Ricardo Galuppo (*)
Brasil Econômico
O grande risco do recurso de elevação das alíquotas de importação - do qual o governo acaba de lançar mão como medida de proteção à indústria - é o de deixar as empresas mal acostumadas.
Quando isso acontece, as empresas perdem a embocadura da competição e desenvolvem o mau hábito de esconder sua ineficiência sob o escudo protetor da alíquota elevada.
O Brasíl, não faz tanto tempo assim, tinha as alíquotas de importação mais elevadas e uma das indústrias menos competitivas do mundo. Em 1990, quando o então presidente-eleito Fernando Collor de Mello comparou os automóveis nacionais às carroças e anunciou a intenção de baixar as alíquotas e facilitar a entrada de carros importados no país, a indústria reagiu mal.

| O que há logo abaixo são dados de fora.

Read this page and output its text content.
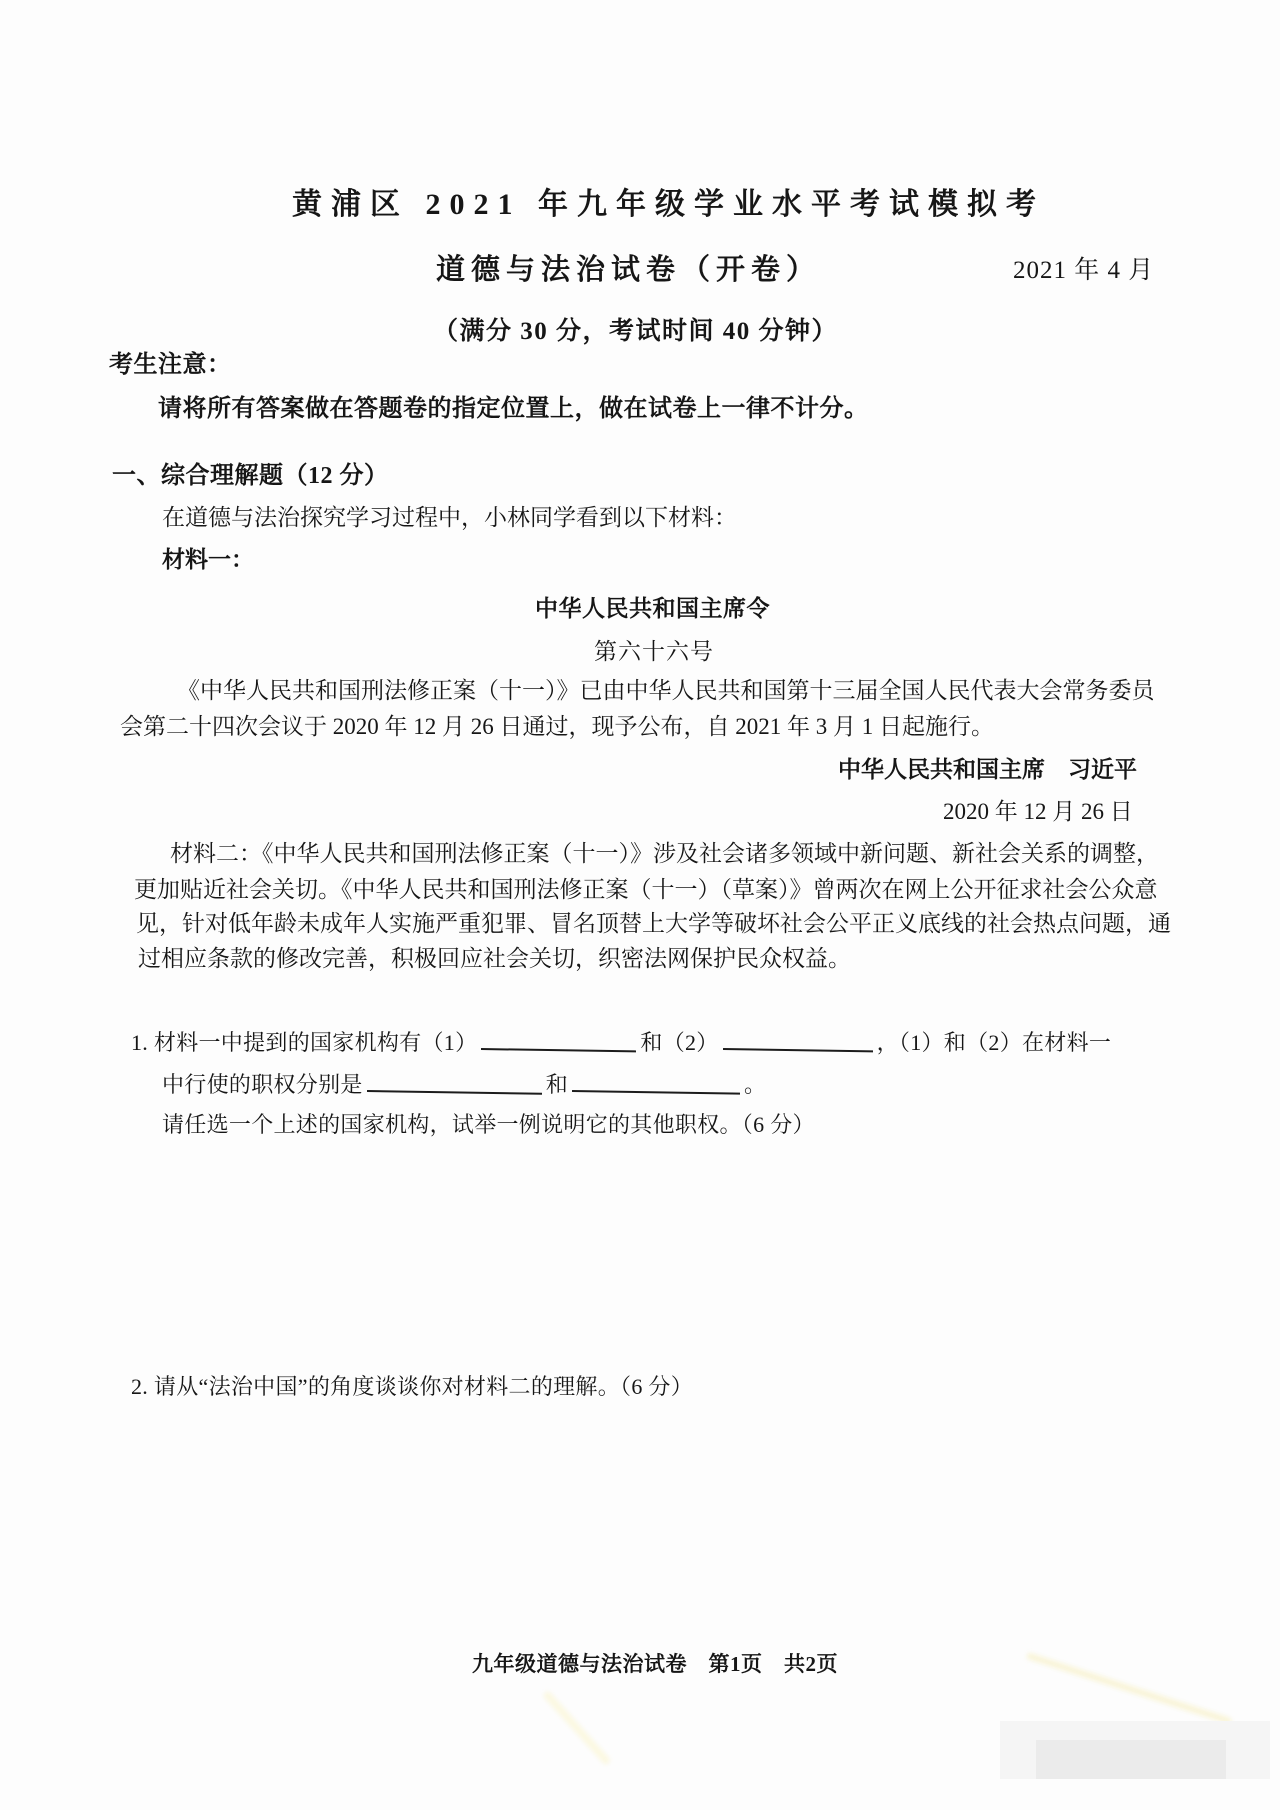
黄浦区 2021 年九年级学业水平考试模拟考
道德与法治试卷（开卷）	2021 年 4 月
（满分 30 分，考试时间 40 分钟）
考生注意：
请将所有答案做在答题卷的指定位置上，做在试卷上一律不计分。
一、综合理解题（12 分）
在道德与法治探究学习过程中，小林同学看到以下材料：
材料一：
中华人民共和国主席令
第六十六号
《中华人民共和国刑法修正案（十一）》已由中华人民共和国第十三届全国人民代表大会常务委员
会第二十四次会议于 2020 年 12 月 26 日通过，现予公布，自 2021 年 3 月 1 日起施行。
中华人民共和国主席　习近平
2020 年 12 月 26 日
材料二：《中华人民共和国刑法修正案（十一）》涉及社会诸多领域中新问题、新社会关系的调整，
更加贴近社会关切。《中华人民共和国刑法修正案（十一）（草案）》曾两次在网上公开征求社会公众意
见，针对低年龄未成年人实施严重犯罪、冒名顶替上大学等破坏社会公平正义底线的社会热点问题，通
过相应条款的修改完善，积极回应社会关切，织密法网保护民众权益。
1. 材料一中提到的国家机构有（1）	和（2）	，（1）和（2）在材料一
中行使的职权分别是	和	。
请任选一个上述的国家机构，试举一例说明它的其他职权。（6 分）
2. 请从“法治中国”的角度谈谈你对材料二的理解。（6 分）
九年级道德与法治试卷　第1页　共2页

O então presidente da Anfavea (a associação que reúne as montadoras) Jacy Mendonça, chegou a desafiar o novo governo ao dizer que o país tinha que escolher se queria ter uma indústria automobilística ou se preferia as fronteiras abertas.
As duas situações, segundo ele, não poderiam conviver. A redução veio e as montadoras não só não fecharam as portas como passaram a produzir carros melhores.
Por mais que a atual situação da indústria brasileira tenha chegado a um ponto crítico diante da falta de políticas de estímulo que vigorou nos últimos anos, o recurso do aumento das tarifas de importação é, no mínimo, temerário.
O governo (e apenas à atual, mas qualquer governo) tem manias estranhas.
Quando se trata de reduzir impostos para estimular a produção, a medida vem com prazo de validade estabelecido e deixa claros quais benefícios serão dados e quem os receberá. Na outra ponta, a da elevação das alíquotas anunciada anteontem (que pode provocar uma alta imediata nos preços de uma série de produtos), o anúncio é genérico.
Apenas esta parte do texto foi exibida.